Andy: So in parallel with all this internal pressure around results and ROI, there’s also this ongoing pressure from the market around customer experience. Every time Amazon launches a new feature, AI delivers a whole new experience. I think there’s a lot of AI in this, probably because companies are realizing that if you don’t keep up with the Joneses, you’re done?
Brian: I was recently at Amazon up in Seattle for several days, and meeting with a number of folks, and it’s incredible, the things that they’re continuing to do with Amazon Business. I spent a lot of time with Amazon Business and understanding what they’re investing in. And that bar is continuing to go up because they really are customer focused in a way that I, unfortunately, I don’t see with a lot of distributors. Some of the ones who are succeeding obviously are, but it’s, I mean, anyway, to your point about the bar, it continues to go up. So the question is, where is investment going? Where is, what are people investing in? This is really the crux of our report. Obviously on a Friday 15, we don’t have the time to get into every one of these things. You’ll have to download the report. But where’s the investment going? It’s going into four areas and we cover these in our report: digital tools, so streamlining operations, improving customer experience, culture. This isn’t all about technology, although it is largely, but it’s not entirely. Team culture, how is your organization embracing digital? Are you hiring the right people? And then customer experience. So this isn’t just about digital tools. It’s also about what’s happening offline. What is your whole customer experience like? Are you creating the things, the functionalities that you need? Data and insights, putting data into the hands of business users to use data to make decisions. So it really crosses multiple areas. And we cover these in detail in our report, so we encourage you to take a look at that. And we have this framework of stages that you can put yourself into different stages. This is a companion report to a report we did last year where you can evaluate your business, your maturity as a business. Anything in here you want to highlight in terms of stage one through four and how mature you are?
Andy: Well, you can be in stage one for data and insights in a stage three for customer experience. So it’s not like you’re one stage completely. You can be in different stages. Now, you’re not going to be in a stage one and a stage four. I haven’t seen a single company that is in a stage one for digital tools and stage four for customer experience. That doesn’t happen. That said, I think what’s helpful about this is you can figure out where you stand. So maybe you’ve got a real deficiency on the data side, but you’re doing pretty well around tools. You’ve got some really good tools. You’ve got a good infrastructure in place. You just are pumping bad data through it, which is funny because in the last slide you talked about that. It’s like, I think about how daunting this must be for a lot of companies. So you get through the culture, the tools, the experience, oh, and by the way, now you’ve got to deal with all these data problems. I still say data is the lifeblood of these organizations. If you don’t get that right, nothing else works.

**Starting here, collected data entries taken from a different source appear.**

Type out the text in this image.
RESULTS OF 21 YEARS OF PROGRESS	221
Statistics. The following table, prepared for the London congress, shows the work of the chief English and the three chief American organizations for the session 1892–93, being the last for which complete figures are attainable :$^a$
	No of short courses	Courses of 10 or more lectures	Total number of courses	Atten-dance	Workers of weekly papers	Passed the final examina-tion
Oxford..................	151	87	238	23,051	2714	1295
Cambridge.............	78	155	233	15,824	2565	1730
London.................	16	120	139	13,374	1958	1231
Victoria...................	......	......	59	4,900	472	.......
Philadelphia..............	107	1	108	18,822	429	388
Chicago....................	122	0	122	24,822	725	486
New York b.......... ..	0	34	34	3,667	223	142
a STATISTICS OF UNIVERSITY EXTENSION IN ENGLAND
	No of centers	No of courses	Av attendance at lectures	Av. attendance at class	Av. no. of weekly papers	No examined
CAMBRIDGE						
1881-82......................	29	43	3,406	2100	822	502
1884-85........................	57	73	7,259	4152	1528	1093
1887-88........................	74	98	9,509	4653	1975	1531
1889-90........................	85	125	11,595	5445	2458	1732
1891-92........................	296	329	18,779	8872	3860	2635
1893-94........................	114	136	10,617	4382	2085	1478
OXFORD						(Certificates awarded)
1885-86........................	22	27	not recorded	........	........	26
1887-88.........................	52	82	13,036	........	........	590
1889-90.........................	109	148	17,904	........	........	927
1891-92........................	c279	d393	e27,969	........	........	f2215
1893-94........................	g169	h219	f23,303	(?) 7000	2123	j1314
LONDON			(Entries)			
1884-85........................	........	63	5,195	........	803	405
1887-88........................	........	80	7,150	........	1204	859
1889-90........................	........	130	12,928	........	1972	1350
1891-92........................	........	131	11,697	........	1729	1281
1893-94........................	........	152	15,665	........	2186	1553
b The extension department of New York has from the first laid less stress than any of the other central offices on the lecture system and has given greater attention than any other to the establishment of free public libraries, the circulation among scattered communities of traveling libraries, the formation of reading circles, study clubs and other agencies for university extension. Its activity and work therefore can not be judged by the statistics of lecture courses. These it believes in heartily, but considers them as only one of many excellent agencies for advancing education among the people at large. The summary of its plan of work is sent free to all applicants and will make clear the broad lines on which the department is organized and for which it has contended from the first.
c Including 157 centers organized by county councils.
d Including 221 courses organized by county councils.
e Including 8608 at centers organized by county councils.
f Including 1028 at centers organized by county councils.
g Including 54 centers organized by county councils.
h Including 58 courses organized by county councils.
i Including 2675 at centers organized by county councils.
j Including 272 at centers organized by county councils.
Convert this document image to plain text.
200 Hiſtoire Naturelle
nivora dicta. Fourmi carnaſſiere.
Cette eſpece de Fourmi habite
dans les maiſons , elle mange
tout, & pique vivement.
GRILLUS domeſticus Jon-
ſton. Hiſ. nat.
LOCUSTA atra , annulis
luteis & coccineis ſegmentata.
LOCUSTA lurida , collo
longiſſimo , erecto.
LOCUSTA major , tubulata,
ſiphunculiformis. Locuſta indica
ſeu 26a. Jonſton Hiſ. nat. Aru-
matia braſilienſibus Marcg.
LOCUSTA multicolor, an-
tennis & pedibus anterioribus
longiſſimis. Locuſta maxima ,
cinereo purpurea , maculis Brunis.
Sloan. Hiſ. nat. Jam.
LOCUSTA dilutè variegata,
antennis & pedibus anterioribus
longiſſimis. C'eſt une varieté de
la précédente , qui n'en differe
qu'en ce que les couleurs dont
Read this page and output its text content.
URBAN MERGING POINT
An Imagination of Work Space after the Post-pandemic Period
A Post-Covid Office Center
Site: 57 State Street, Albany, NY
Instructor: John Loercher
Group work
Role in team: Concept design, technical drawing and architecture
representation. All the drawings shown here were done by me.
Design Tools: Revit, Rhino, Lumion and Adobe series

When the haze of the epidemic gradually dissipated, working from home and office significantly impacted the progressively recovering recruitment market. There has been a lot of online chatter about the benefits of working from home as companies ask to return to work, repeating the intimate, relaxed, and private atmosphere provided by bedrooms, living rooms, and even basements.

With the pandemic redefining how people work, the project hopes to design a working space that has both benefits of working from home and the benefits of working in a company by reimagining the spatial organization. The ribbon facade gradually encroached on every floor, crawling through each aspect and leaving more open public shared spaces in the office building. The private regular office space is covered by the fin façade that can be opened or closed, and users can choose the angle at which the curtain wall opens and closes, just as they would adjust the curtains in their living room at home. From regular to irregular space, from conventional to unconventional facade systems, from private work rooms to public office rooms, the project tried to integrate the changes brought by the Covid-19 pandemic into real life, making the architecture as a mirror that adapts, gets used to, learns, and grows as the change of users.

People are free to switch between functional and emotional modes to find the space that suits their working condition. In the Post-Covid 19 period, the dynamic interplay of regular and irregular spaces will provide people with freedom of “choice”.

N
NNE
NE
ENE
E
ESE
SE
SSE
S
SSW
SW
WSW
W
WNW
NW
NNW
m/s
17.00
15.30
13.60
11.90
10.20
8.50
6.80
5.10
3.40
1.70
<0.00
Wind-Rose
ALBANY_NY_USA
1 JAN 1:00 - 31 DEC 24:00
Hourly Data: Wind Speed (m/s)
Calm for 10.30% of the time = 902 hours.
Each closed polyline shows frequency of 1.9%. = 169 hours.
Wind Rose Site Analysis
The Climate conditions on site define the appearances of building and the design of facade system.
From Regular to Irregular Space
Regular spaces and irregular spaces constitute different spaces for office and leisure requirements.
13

Brian: We’ve provided some tools here to the market where you can look at our first report, which is “Establishing a Baseline,” which is available on our website. And you can download that and assess where you are from a digital maturity standpoint. Then you can use this report, which we just released, again, in partnership with commercetools to show you what you can do about it. How do you advance your digital maturity? How do you get from a stage one or stage two in these different areas?